– ¡No nos incluya, doctor! -exclamó Valmorain-. ¡Usted y yo jamás hemos cometido esos excesos!
– No me refiero a nadie en particular, sino a la norma que hemos impuesto. El desquite de los negros era inevitable. Me avergüenzo de ser francés -dijo Parmentier tristemente.
– Si de desquite se trata, hemos llegado al punto de elegir entre ellos o nosotros. Los plantadores defenderemos nuestras tierras y nuestras inversiones. Vamos a recuperar la colonia como sea. ¡No nos quedaremos de brazos cruzados!
No estaban cruzados de brazos. Los colonos, la Marechaussée y el ejército salían de caza y negro rebelde que pillaban lo descueraban vivo. Importaron mil quinientos perros de Jamaica y el doble de mulas de la Martinica, entrenadas para subir montañas arrastrando cañones.

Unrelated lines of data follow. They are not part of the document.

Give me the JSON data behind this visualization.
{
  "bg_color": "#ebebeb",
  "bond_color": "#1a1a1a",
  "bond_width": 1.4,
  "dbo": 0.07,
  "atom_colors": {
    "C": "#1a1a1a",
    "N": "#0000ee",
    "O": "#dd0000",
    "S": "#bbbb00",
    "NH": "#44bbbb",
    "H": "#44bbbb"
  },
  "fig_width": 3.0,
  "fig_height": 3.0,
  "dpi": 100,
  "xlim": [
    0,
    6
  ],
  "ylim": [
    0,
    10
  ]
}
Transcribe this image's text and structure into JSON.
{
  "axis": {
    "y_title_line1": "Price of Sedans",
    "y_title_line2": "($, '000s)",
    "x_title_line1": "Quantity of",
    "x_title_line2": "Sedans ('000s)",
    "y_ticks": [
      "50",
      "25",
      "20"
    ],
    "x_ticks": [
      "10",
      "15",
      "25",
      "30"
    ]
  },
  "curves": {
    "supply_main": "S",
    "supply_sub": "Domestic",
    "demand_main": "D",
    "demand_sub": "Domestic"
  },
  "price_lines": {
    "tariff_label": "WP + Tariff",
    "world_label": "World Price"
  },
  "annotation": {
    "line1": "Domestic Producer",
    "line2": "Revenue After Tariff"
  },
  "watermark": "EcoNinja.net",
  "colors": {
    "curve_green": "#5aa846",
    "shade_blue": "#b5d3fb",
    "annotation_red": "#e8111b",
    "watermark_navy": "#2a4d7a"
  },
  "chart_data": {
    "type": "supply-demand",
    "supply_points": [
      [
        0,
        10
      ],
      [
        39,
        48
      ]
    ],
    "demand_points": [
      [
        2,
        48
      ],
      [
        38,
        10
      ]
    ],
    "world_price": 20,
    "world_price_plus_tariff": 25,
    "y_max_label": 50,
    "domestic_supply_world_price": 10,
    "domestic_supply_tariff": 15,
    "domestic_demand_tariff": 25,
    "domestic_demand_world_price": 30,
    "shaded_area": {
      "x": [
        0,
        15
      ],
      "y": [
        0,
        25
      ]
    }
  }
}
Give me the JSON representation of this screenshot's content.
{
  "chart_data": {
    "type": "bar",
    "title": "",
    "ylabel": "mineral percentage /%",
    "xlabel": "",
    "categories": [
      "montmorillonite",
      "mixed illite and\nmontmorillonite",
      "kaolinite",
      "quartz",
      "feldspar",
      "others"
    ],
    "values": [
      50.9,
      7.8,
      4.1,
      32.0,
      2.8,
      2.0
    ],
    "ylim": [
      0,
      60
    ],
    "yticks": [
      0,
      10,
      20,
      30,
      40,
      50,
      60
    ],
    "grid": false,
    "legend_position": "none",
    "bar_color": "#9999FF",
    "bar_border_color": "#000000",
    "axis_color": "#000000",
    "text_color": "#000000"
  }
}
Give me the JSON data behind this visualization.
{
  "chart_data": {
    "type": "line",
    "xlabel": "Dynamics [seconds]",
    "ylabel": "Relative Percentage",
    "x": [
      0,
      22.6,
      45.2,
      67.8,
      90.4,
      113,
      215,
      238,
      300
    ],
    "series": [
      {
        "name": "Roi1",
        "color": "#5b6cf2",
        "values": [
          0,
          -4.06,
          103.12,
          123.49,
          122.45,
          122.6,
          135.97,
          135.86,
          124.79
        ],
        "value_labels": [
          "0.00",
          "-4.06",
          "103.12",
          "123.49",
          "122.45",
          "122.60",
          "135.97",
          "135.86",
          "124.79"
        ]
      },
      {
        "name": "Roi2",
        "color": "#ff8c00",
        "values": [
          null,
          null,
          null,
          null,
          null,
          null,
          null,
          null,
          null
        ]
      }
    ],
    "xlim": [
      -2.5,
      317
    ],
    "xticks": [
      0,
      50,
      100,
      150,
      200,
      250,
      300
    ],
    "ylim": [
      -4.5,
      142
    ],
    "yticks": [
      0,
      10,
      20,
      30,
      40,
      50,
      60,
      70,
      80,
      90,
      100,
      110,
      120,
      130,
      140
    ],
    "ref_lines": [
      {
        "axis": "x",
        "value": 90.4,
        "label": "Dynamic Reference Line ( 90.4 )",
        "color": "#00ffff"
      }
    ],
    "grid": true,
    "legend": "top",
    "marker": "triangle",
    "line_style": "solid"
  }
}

Una tras otra, las plantaciones del norte empezaron a arder. El incendio duró meses, el resplandor de las llamas se vislumbraba por las noches en Cuba y la densa humareda ahogó a Le Cap y, según los esclavos, llegó hasta Guinea. El teniente coronel Étienne Relais, quien estaba a cargo de informar al gobernador de las bajas, a finales de diciembre había contado más de dos mil entre los blancos y si sus cálculos eran correctos, había diez mil más entre los negros. En Francia, el ánimo se dio vuelta al saberse la suerte que corrían los colonos en Saint-Domingue y la Asamblea Nacional anuló el decreto reciente que otorgaba derechos políticos a los affranchis. Tal como le dijo Relais a Violette, esa decisión carecía por completo de lógica, ya que los mulatos nada tenían que ver con la rebelión, eran los peores enemigos de los negros y los aliados naturales de los grands blancs con quienes tenían todo en común menos el color. El gobernador Blanchelande, cuya simpatía no estaba con los republicanos, debió utilizar el ejército para sofocar la revuelta de los esclavos, que adquiría proporciones de catástrofe, y para intervenir en el bárbaro conflicto entre blancos y mulatos que comenzó en Port-au-Prince. Los petits blancs iniciaron una matanza contra los affranchis y éstos respondieron cometiendo peores salvajadas que los negros y los blancos combinados. Nadie estaba salvo. La isla entera trepidaba con el fragor de un odio antiguo que esperaba ese pretexto para estallar en llamas. En Le Cap la chusma blanca, enardecida por lo ocurrido en Port-au-Prince, atacó a la gente de color en las calles, entraron a rompe y raja en sus casas, ultrajaron a las mujeres, degollaron a los niños y ahorcaron a los hombres en sus propios balcones. La fetidez de los cadáveres podía olerse en los barcos anclados fuera del puerto. En una nota que le mandó Parmentier a Valmorain, le comentó las noticias de la ciudad: «No hay nada tan peligroso como la impunidad, amigo mío, es entonces cuando la gente enloquece y se cometen las peores bestialidades, no importa el color de la piel, todos son iguales. Si usted viera lo que yo he visto, tendría que cuestionar la superioridad de la raza blanca, que tantas veces hemos discutido».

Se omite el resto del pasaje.